To avoid this fate, you can take an approach that makes your brand messaging much more compelling — storytelling.
The power of stories
Storytelling is incredibly powerful because stories elicit emotions. Brands now have a very finite amount of time to catch consumers’ attention, and the best return on investment you can give your audience for sharing their time is to deliver useful content that entertains, educates, or enlightens them.
Tell a human story
Several brands already do this well. Airbnb, for example, has a section on its site called “Stories from the Airbnb Community” that features video interviews with guests and hosts. One video highlights Airbnb host, Tessa, who went from working 100-hour weeks as a film location manager to battling a neurological disease that left her unable to work. According to the story, being an Airbnb host not only gives Tessa income, it allows her to connect with and meet people from all over the world, helping her to overcome the loneliness she experienced after her diagnosis.

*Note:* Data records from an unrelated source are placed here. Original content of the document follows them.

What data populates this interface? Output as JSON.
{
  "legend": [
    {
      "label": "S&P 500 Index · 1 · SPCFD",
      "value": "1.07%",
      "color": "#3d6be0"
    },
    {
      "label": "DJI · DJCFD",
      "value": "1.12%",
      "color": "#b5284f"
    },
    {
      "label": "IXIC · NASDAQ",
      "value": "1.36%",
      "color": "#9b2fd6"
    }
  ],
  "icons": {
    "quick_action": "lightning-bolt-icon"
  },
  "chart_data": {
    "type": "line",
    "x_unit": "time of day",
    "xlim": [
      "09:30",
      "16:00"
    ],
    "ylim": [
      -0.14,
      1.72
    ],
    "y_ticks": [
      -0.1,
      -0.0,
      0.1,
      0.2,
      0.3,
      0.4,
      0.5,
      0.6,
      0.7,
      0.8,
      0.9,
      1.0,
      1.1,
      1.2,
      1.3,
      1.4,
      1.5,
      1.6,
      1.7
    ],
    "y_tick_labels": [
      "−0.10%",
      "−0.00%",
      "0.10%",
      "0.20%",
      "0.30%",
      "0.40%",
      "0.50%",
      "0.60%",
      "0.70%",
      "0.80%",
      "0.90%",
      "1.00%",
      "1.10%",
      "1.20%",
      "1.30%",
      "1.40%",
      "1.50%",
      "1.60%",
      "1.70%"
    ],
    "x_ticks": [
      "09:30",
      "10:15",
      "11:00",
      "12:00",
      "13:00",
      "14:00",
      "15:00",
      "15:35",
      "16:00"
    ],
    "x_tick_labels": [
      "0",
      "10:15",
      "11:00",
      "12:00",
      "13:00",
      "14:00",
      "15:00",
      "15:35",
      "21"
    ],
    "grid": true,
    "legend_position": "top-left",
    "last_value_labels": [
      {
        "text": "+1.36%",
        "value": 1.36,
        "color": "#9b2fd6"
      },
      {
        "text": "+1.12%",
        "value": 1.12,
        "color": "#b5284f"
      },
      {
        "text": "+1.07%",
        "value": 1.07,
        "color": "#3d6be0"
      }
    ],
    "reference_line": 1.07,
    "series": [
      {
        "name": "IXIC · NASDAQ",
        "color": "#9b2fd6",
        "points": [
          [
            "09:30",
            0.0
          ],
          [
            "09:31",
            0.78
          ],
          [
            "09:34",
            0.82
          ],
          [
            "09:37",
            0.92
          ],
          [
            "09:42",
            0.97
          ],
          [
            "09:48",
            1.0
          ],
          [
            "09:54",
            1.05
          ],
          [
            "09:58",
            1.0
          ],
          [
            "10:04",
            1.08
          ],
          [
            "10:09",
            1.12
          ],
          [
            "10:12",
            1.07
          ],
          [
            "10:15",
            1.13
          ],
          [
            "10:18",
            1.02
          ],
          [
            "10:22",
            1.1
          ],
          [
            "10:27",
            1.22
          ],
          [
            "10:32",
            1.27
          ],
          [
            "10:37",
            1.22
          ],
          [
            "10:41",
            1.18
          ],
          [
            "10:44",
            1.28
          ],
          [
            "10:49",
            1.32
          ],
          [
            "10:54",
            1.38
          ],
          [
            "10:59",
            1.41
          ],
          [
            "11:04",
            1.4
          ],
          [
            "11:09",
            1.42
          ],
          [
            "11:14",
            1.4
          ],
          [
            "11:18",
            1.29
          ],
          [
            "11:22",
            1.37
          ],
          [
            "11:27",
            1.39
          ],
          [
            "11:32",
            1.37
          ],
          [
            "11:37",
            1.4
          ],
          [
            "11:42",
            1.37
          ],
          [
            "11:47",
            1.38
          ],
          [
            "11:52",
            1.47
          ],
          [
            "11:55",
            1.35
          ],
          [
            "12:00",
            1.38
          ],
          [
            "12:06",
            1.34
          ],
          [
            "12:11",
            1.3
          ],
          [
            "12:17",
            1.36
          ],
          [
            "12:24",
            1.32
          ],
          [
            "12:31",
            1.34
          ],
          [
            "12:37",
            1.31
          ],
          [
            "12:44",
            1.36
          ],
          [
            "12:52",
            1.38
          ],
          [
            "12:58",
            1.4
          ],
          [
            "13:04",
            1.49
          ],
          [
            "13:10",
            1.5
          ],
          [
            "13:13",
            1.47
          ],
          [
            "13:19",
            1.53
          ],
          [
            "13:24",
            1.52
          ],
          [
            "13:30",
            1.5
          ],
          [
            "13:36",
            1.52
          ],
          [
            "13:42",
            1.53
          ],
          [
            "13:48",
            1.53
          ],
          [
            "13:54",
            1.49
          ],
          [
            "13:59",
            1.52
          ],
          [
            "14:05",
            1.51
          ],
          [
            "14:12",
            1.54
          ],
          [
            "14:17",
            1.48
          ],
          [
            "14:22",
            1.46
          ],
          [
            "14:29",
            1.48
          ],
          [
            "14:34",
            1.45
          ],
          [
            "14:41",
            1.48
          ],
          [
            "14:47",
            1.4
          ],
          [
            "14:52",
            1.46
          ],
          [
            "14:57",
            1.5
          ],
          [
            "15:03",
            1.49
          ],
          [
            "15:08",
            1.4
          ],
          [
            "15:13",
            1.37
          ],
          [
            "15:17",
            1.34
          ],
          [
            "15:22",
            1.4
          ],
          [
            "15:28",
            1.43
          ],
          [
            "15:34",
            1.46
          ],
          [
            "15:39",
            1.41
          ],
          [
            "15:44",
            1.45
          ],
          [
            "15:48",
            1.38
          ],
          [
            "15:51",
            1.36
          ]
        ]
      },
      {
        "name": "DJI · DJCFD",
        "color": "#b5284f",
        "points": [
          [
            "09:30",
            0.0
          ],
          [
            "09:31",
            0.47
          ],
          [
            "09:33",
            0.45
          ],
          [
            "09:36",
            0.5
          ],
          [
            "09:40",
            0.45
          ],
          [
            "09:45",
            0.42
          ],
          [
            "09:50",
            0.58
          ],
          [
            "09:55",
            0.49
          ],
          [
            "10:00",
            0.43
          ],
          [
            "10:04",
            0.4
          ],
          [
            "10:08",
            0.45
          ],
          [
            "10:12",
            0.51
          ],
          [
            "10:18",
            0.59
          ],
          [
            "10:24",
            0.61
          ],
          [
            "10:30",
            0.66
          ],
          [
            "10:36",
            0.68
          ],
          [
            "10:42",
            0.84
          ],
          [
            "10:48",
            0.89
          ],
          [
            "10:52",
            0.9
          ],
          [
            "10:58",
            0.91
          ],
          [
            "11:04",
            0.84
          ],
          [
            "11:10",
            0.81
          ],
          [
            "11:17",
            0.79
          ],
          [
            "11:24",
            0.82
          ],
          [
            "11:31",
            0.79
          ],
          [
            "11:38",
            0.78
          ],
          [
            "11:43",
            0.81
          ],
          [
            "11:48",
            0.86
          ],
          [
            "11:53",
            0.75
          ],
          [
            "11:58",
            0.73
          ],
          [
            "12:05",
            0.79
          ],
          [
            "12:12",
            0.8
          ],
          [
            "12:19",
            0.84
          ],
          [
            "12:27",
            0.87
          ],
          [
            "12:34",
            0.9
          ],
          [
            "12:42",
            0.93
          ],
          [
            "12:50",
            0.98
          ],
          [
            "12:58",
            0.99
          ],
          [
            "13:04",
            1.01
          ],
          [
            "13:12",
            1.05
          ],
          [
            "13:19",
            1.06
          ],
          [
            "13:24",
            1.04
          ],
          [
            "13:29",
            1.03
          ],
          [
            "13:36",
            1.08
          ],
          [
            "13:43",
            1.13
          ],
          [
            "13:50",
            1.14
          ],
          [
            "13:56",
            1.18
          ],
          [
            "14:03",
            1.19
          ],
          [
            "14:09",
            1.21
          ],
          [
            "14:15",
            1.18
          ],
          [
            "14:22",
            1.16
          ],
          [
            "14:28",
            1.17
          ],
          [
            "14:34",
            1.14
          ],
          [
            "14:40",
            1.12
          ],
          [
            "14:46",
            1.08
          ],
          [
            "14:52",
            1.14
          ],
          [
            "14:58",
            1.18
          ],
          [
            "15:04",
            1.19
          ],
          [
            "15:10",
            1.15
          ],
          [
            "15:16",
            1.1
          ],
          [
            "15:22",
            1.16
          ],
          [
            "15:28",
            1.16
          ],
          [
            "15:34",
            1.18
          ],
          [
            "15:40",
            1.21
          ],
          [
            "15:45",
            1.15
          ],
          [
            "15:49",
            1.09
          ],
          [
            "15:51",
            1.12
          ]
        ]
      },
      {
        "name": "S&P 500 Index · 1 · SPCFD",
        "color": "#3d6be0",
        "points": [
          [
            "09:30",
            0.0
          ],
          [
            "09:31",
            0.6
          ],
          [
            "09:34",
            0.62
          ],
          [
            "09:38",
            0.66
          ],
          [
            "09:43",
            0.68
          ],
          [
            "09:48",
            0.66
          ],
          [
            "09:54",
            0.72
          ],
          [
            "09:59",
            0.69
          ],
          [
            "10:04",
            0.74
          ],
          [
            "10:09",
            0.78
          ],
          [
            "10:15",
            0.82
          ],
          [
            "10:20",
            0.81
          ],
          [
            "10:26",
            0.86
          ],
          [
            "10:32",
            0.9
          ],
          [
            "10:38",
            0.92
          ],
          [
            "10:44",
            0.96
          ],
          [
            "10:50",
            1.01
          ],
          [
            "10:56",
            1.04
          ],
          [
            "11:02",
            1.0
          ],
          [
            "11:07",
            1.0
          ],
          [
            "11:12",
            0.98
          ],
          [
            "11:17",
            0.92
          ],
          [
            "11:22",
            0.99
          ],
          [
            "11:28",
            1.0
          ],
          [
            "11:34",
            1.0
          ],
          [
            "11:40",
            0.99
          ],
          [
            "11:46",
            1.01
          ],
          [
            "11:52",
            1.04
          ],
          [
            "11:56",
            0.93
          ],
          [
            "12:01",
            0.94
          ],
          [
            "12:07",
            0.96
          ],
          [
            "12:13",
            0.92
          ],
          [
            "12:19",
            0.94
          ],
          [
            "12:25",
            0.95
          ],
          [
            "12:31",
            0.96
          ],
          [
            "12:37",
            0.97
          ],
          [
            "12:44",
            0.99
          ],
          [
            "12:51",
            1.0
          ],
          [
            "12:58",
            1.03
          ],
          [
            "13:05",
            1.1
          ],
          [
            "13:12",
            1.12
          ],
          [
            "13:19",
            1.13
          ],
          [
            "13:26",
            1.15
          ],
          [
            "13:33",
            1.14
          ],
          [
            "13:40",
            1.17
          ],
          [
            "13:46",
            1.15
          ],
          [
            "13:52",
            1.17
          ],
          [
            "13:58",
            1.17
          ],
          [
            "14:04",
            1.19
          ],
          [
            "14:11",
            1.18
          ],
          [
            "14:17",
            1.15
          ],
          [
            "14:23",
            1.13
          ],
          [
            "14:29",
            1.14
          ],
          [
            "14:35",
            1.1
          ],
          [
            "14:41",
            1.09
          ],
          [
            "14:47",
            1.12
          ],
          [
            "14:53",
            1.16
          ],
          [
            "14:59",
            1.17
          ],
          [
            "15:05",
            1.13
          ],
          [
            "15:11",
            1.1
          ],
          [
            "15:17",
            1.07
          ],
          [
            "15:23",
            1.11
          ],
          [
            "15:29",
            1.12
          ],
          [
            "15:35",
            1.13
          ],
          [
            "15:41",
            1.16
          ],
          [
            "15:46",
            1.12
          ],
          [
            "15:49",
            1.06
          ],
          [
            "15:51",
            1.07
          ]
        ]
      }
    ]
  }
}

By sharing these stories, Airbnb humanizes its brand and highlights the life-changing impact its platform has on real people. With its storytelling approach, Airbnb demonstrates that one of the most effective ways to tell your brand’s story is by letting your customers do it.
To most people, there’s nothing particularly engaging about monetary policy, but the Cleveland Fed has turned that notion on its head with its multimedia storytelling. Its series, “On the Ground in Eastern Kentucky,” features photo galleries, videos, audio, maps, and long-form content about economic challenges and opportunities in the region.
The Fed’s efforts showcase why brands sometimes must forget about marketing and just tell an authentic story. There’s also another important takeaway here: there’s not just one way or one medium to accomplish this.
You can’t just tell a story for story’s sake — data can be a powerful tool to drive your strategy. Case in point: NBC Sports. The company already is gearing up for the 2020 Olympics and is using data to deliver personalized experiences on its owned channels. A Bravo viewer, for example, will see different Olympics content than a CNBC viewer. NBC Sports employed a similar strategy for the social content it produced during the 2018 Winter Olympics. The network posted 60-second clips with intimate profiles of each athlete and his or her journey to the Games. It then used social listening tools to uncover what elements of the videos resonated most with its audience. Armed with this data, NBC Sports now has invaluable information it can use to fine-tune its storytelling approach for other live events to better engage its audience.
Brands can become better storytellers by being less company-focused and more customer-focused. Be human, be authentic, and be conversational. Customers can tell when you’re selling them, so if you truly want to connect with your audience, don’t just market to them — tell them a good story.